お見合いから始まる極上御曹司の華麗なる結婚宣言
やはり人生は甘くはない。紗希が言うとおり薫さんは黙ってこの半年間を過ごす気はなさそうだ。

唇と舌に残る薫さんの感触に胸の高鳴りがいまだに収まることはない。薫さんの行動は男性経験がまったくない私にとって刺激が強すぎて振り回されてばかり。

半年間くらいならば薫さんとの生活に耐えられると鷹を括っていたが、雲行きが怪しくなってきて、重いため息が漏れる。
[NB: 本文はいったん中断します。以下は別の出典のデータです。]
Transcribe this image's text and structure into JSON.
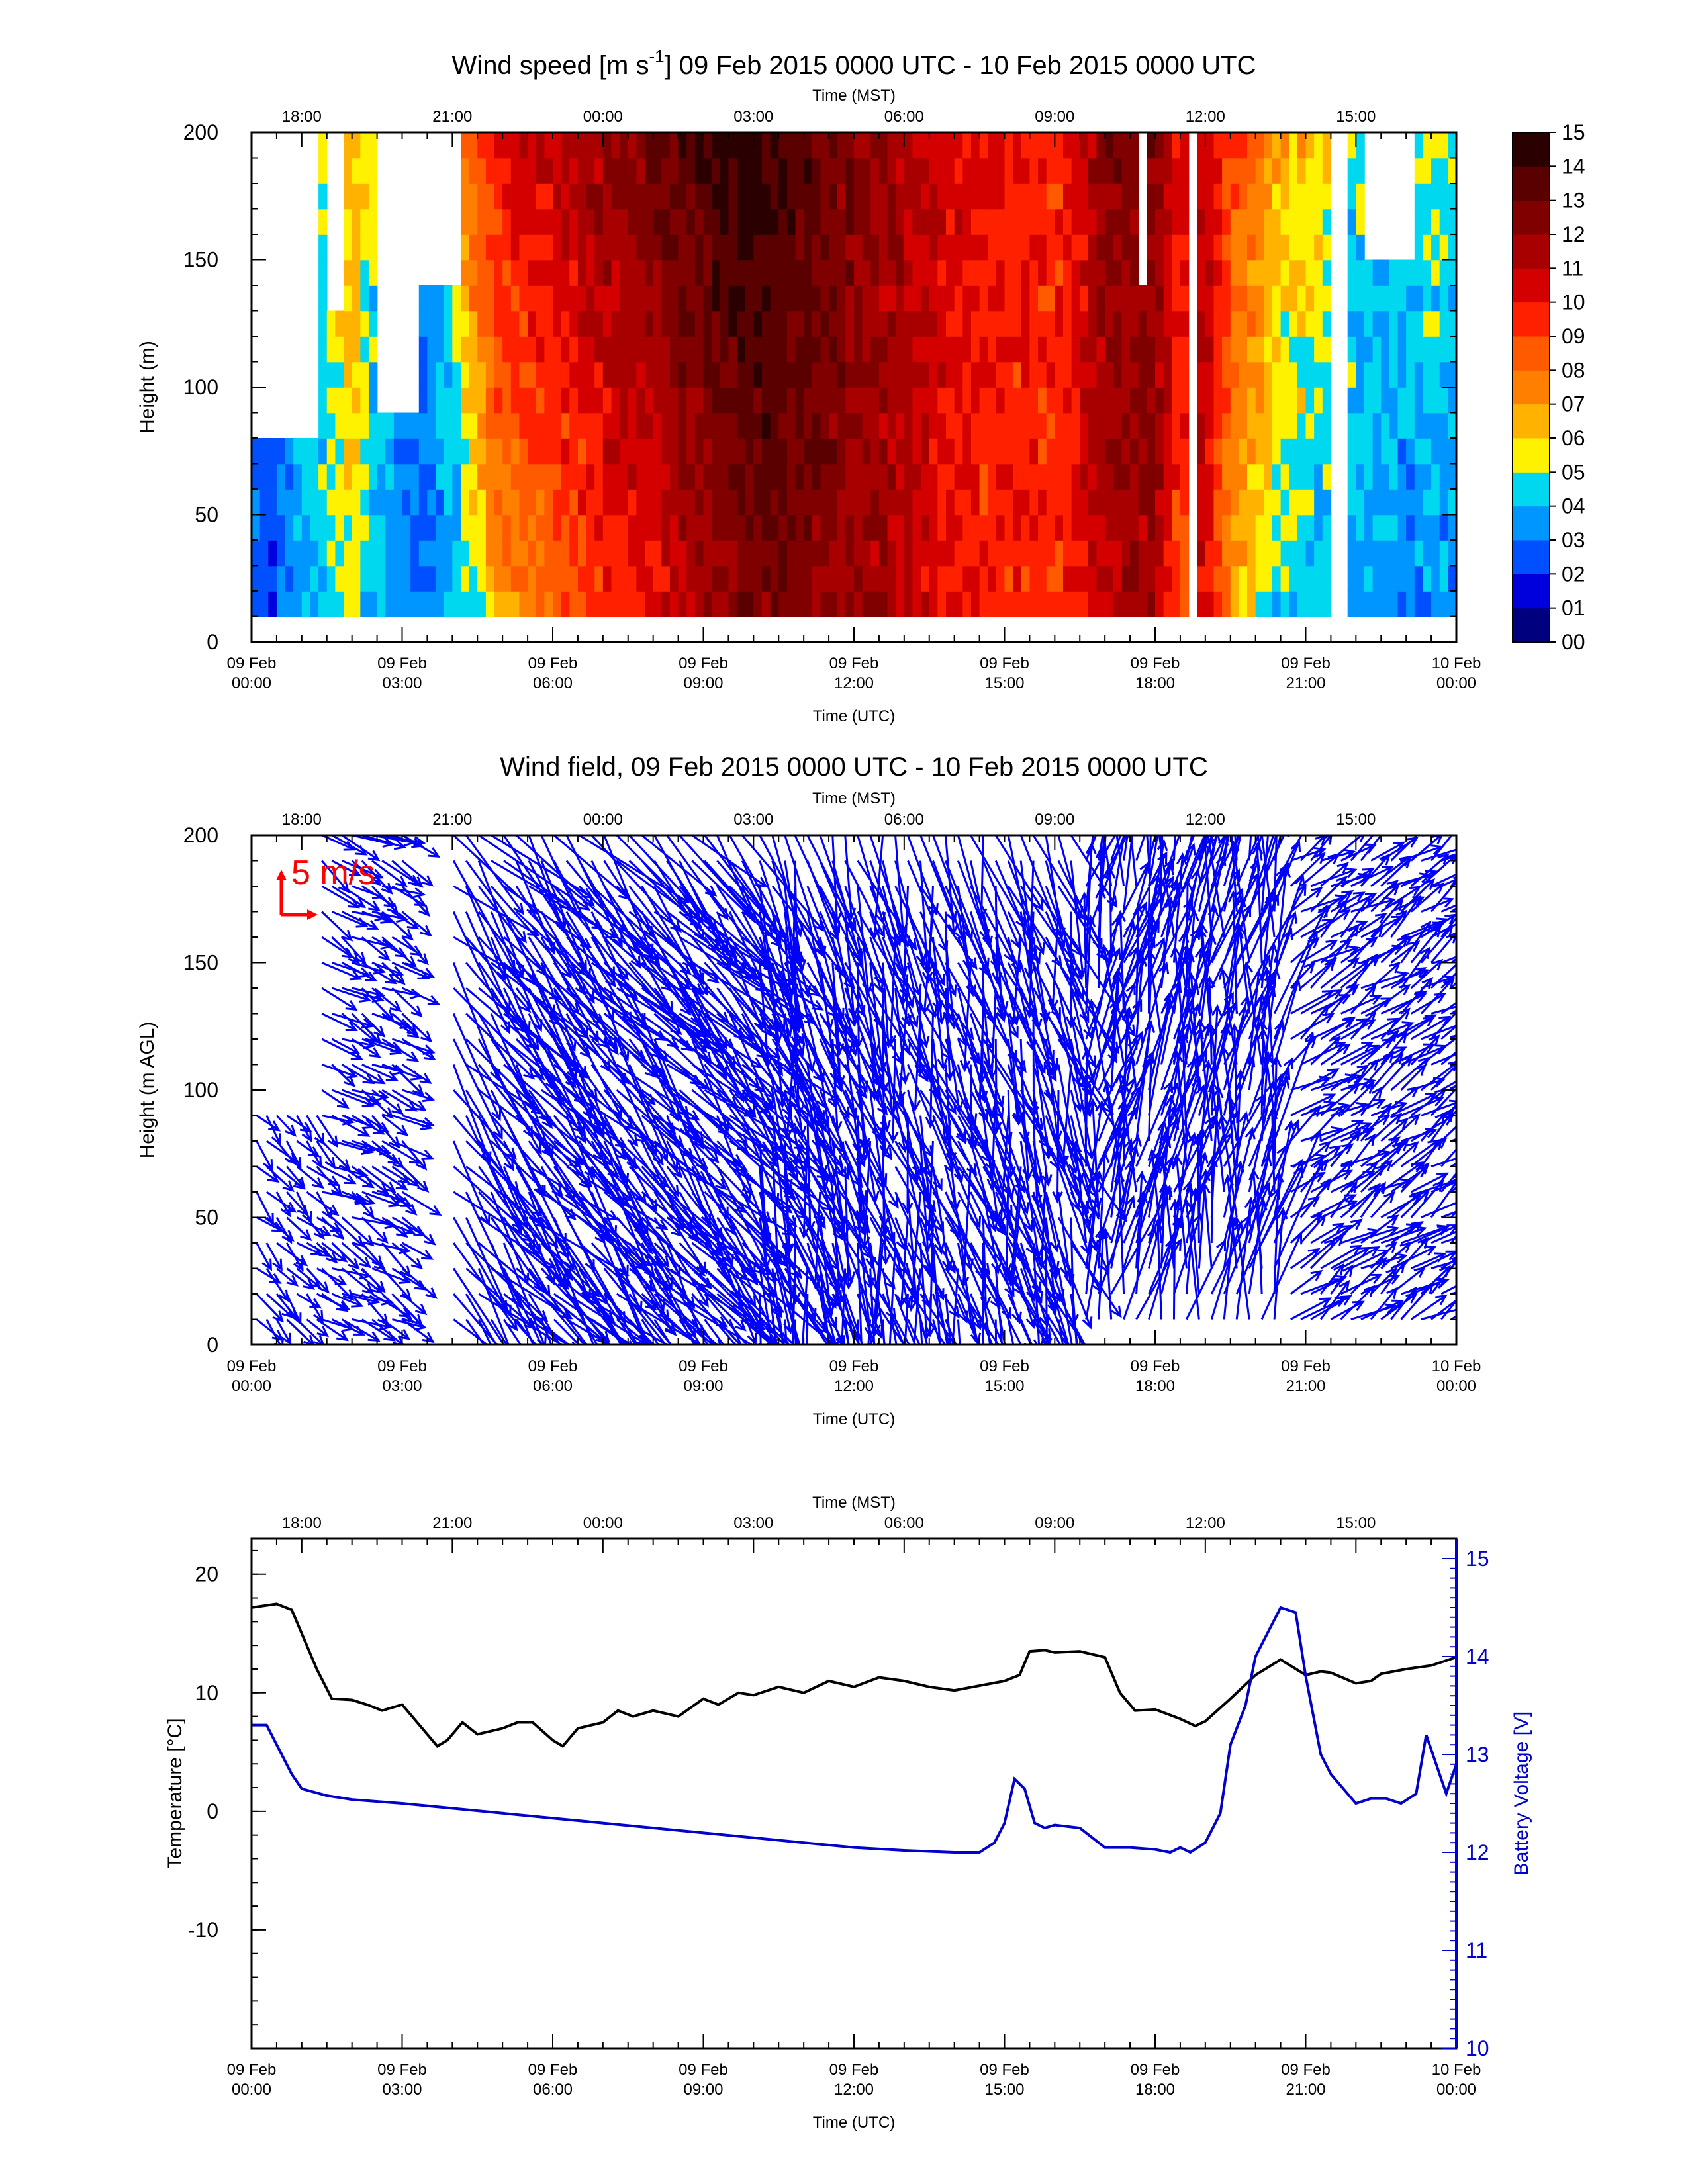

このままじゃ心臓が持ちそうにない。波風を立てないようにと私がいくら心掛けたところで、こんな風に薫さんが私の領域を侵してくるのならば、平穏な生活など送れるはずがない。

「もうどうしたらいいのよ……」

ポツリとつぶやいた言葉が儚げに宙に消えていった。ベッドの上に横になりぼんやりと天井を見上げる。

考えないようにと自分自身に言い聞かせるが、さっきのディープキスが頭から離れない。

ヤバイ。なんだか頭の中が薫さんという存在に支配されているではないか。それでは向こうの思うツボだ。

とにかく隙を見せたり頭の中を支配されてしまったら私の負けなのだから。冷静にならなくては!

何度もそう言い聞かせ、私はその日眠りについた。